Despite the fact that the positive effect of hormone replacement therapy on bone density and the relief of symptoms of menopause has been known for a long time, its effect on the skin and wound healing is only beginning to be studied. It is already known that a postmenopausal woman receives a positive effect on the skin from estrogen replacement therapy, but the appointment should be carried out under the strict supervision of doctors, and the patient should undergo constant health monitoring to avoid undesirable risks.

Key risk factors

There are two key risk factors- (1) Breast cancer and cardiovascular disease, and increased risk of blood clots and cardiovascular problems associated with certain types of hormone replacement therapy. Some problems can be avoided by applying HRT dermally (patches), and not in the form of tablets.

Benefits of hormone replacement therapy

  • Relief of symptoms (vasomotor instability, sexual dysfunction, mood swings, skin atrophy) and a reduced risk of fractures.
  • Hormone replacement therapy should be prescribed for a short time and in cases of, especially severe symptoms. Especially HRT can be considered for women in the premenopausal period (early onset of menopause or 5 years after the onset).
  • Estrogen creams for women who are at risk of developing estrogen-dependent breast cancer should be excluded.
  • Topical and oral estrogens (patches or gel) are more easily absorbed.

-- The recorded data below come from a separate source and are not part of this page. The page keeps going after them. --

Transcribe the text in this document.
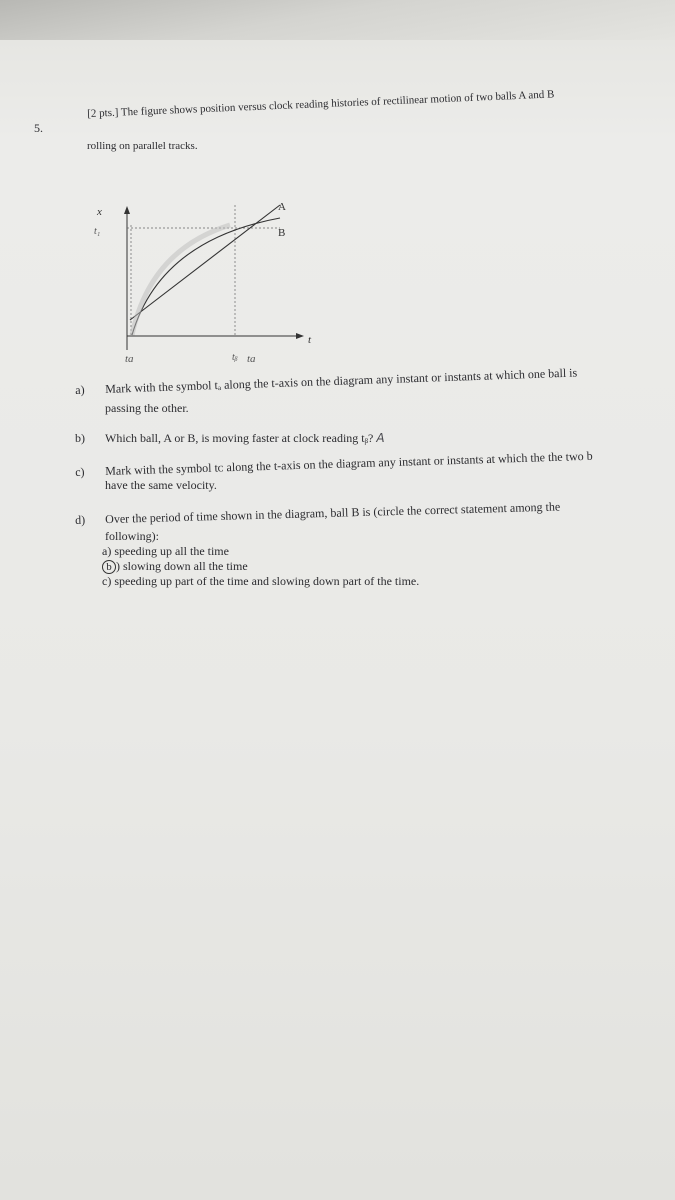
5.
[2 pts.] The figure shows position versus clock reading histories of rectilinear motion of two balls A and B
rolling on parallel tracks.
x
t
A
B
t₁
ta	tᵦ ta
a) Mark with the symbol tₐ along the t-axis on the diagram any instant or instants at which one ball is
passing the other.
b) Which ball, A or B, is moving faster at clock reading tᵦ? A
c) Mark with the symbol tᴄ along the t-axis on the diagram any instant or instants at which the the two b
have the same velocity.
d) Over the period of time shown in the diagram, ball B is (circle the correct statement among the
following):
a) speeding up all the time
b ) slowing down all the time
c) speeding up part of the time and slowing down part of the time.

The opinion of a gynecologist about hormone replacement therapy

The urgency of the problem that the author touches on is the commonwealth and unidirectional actions of gynecologists, endocrinologists, and dermatocosmetologists in relation to patients. Indeed, there are many changes in the body of a woman, from puberty to the transition to menopause. And the two periods in a woman’s life are very similar in clinical manifestations, but one of them is the formation of menstrual and reproductive functions, and the other, on the contrary, their extinction. It is important to understand that the correct approach and interpretation of hormonal examination data and, necessarily (!), Examination of the patient, as well as ultrasound examination of the pelvic organs, mammary and thyroid glands, provide a more objective understanding of the state of a woman in a given period of time to assess skin changes. This allows pathogenetically more accurately prescribe the correction of hormonal status, which significantly increases the success of dermatocosmetologists and the duration of the effect of the treatment they prescribed. With all this, it is important not to forget about the psychoemotional status of a woman, which can be either the cause or the most important pathogenetic factor in the revealed violations.